この高校生は、「髪が長い」とか「背が高い」とか「目が大きい」といった、人の身体的特徴についての表現を学習しているところだったので、頭のことを聞いているのだろうと次の一瞬で察した。家族に頭の薄い人がいるのかもしれない。「ある、ない」の表現はもう学習済みだったので、「髪がない」と言えばいいと教えてあげた。誰かにお父さんのことを聞かれたとき、「ぼくの父はハゲです」と言うより「髪がありません」と言った方が失礼ではないだろうと思って。

この二つの言葉を発音するときは、「オー」の発音の仕方に気をつけなければならない。「頭のはげた」の bald は「ball ボール(球)」のように長くオーを発音し、ボールドとなる。「勇気がある」の bold はサラダボウルの「ボウ」をカタカナ通りに言うとして、ボォゥルドですね。

Bald:母音の O を、口を大きく開けた後、唇を丸くして前に突き出した形で「オー」と長く言う。発音記号は「ɔː」。ball ボール、all すべて、call 呼ぶ、などが同様の発音。

Bold:二重母音の OU を「o」から「u」へ滑らかに変化させ、一つの音として表現する(前の音ははっきりと強く、後ろの音はぼかす)。ほぼ日本語の「オゥ」だが、「u」は唇を丸くして前に突き出して発音する。bowl ボウル、cold 寒い・冷たい、old 古い、goat ヤギ、など。

リスニングはもちろん、自分で発音するときも両者の発音の違いを意識しなければならない。Called と cold も同様に混同しやすい発音のペア。「あなたは何て呼ばれているの。What are you called?」と名前を聞いているのに、「え?寒いかって?What? Are you cold?」と聞いていると思われる可能性も。
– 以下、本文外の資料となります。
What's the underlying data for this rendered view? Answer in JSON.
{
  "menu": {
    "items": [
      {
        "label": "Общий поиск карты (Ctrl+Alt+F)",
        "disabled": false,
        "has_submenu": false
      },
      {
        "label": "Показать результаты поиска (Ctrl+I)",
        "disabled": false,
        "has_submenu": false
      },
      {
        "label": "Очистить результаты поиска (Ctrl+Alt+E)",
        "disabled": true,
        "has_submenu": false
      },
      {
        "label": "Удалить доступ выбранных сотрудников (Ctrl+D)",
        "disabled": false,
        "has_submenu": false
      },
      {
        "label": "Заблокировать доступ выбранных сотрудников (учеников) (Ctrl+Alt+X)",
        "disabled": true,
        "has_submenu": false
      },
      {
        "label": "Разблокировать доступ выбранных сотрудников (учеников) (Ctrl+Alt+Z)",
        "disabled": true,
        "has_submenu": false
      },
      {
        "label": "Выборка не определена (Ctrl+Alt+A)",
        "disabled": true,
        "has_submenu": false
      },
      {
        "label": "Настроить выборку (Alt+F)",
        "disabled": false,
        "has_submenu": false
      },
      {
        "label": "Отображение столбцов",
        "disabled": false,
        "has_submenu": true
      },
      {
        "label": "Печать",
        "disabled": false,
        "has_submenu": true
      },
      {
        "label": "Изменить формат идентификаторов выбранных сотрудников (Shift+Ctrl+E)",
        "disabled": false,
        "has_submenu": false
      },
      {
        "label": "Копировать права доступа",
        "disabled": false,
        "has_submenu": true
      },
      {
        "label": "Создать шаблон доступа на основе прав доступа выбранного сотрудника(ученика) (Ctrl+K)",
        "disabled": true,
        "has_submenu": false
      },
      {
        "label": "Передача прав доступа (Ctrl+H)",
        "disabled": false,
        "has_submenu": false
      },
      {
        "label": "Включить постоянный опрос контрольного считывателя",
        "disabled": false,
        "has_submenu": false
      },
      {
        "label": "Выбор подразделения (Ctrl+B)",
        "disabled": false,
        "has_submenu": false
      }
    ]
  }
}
Bald と bold は全然意味が違うから、普通は会話の流れからどちらのことを言っているのかくみ取れる。でも実は、この「勇気のある」「大胆な」という意味の bold、アイルランドでは別の意味で使われることの方が多い。学校や家で悪さをした子どもをしかるときには「悪さするんじゃないよ!Don’t be bold!」と使う。Naughty(ノーティー)と同じような意味(わいせつな、という意味ではなく)。
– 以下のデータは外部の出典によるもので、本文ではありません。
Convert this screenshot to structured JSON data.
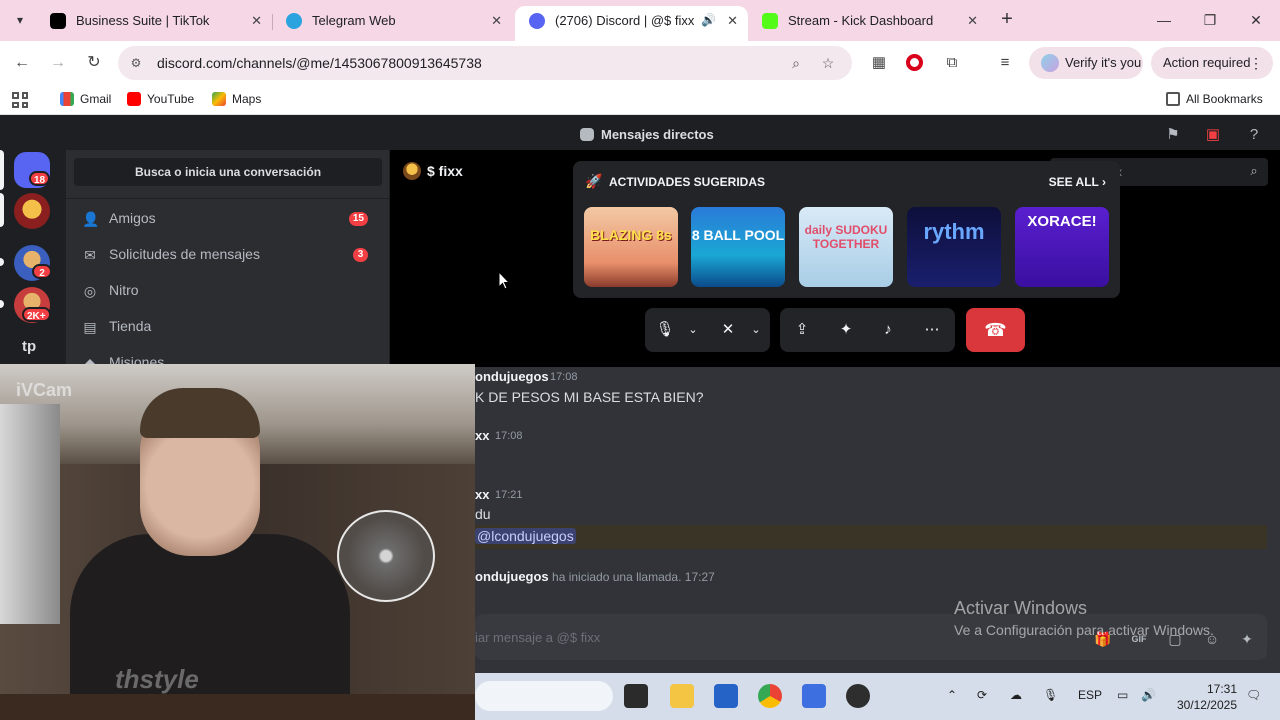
{
  "browser": {
    "tabs": [
      {
        "title": "Business Suite | TikTok",
        "favicon": "tiktok-icon",
        "active": false
      },
      {
        "title": "Telegram Web",
        "favicon": "telegram-icon",
        "active": false
      },
      {
        "title": "(2706) Discord | @$ fixx",
        "favicon": "discord-icon",
        "active": true
      },
      {
        "title": "Stream - Kick Dashboard",
        "favicon": "kick-icon",
        "active": false
      }
    ],
    "url": "discord.com/channels/@me/1453067800913645738",
    "verify_label": "Verify it's you",
    "action_label": "Action required",
    "bookmarks": [
      {
        "label": "Gmail",
        "icon": "gmail-icon"
      },
      {
        "label": "YouTube",
        "icon": "youtube-icon"
      },
      {
        "label": "Maps",
        "icon": "maps-icon"
      }
    ],
    "all_bookmarks": "All Bookmarks"
  },
  "discord": {
    "header_title": "Mensajes directos",
    "guild_badges": [
      "18",
      "2",
      "2K+"
    ],
    "guild_text": "tp",
    "search_placeholder": "Busca o inicia una conversación",
    "dm_nav": [
      {
        "label": "Amigos",
        "icon": "friends-icon",
        "count": "15"
      },
      {
        "label": "Solicitudes de mensajes",
        "icon": "message-requests-icon",
        "count": "3"
      },
      {
        "label": "Nitro",
        "icon": "nitro-icon",
        "count": ""
      },
      {
        "label": "Tienda",
        "icon": "shop-icon",
        "count": ""
      },
      {
        "label": "Misiones",
        "icon": "quests-icon",
        "count": ""
      }
    ],
    "call": {
      "channel_name": "$ fixx",
      "mini_search": "x",
      "activities_title": "ACTIVIDADES SUGERIDAS",
      "see_all": "SEE ALL",
      "activities": [
        "BLAZING 8s",
        "8 BALL POOL",
        "daily SUDOKU TOGETHER",
        "rythm",
        "XORACE!"
      ]
    },
    "messages": [
      {
        "user": "ondujuegos",
        "time": "17:08",
        "text": "K DE PESOS MI BASE ESTA BIEN?"
      },
      {
        "user": "xx",
        "time": "17:08",
        "text": ""
      },
      {
        "user": "xx",
        "time": "17:21",
        "text": "du",
        "mention": "@lcondujuegos"
      }
    ],
    "system": {
      "user": "ondujuegos",
      "text": "ha iniciado una llamada.",
      "time": "17:27"
    },
    "composer_placeholder": "iar mensaje a @$ fixx"
  },
  "webcam": {
    "label": "iVCam",
    "shirt_text": "thstyle"
  },
  "watermark": {
    "line1": "Activar Windows",
    "line2": "Ve a Configuración para activar Windows."
  },
  "taskbar": {
    "language": "ESP",
    "time": "17:31",
    "date": "30/12/2025"
  },
  "colors": {
    "discord_bg": "#313338",
    "hangup": "#da373c",
    "tab_strip": "#f5d7e6",
    "badge": "#f23f43"
  }
}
また、悪い意味でちょっと大胆というか、むしろ厚かましいという意味で使われることもしょっちゅうだ。調子がよすぎてこちらがあきれてしまうような男の人を指すのにぴったりの表現。

「あのお店で値切ろうとするなんて、あの人ちょっと厚かましいよね。He is so bold to ask for a discount in that shop!」

「あの男の子には気をつけなよ、ほんと調子がいいやつだから。Be careful with him - he is a bold boy.」

間違っても、「頭に髪の毛がないから気をつけた方がいい」と誤解しないように!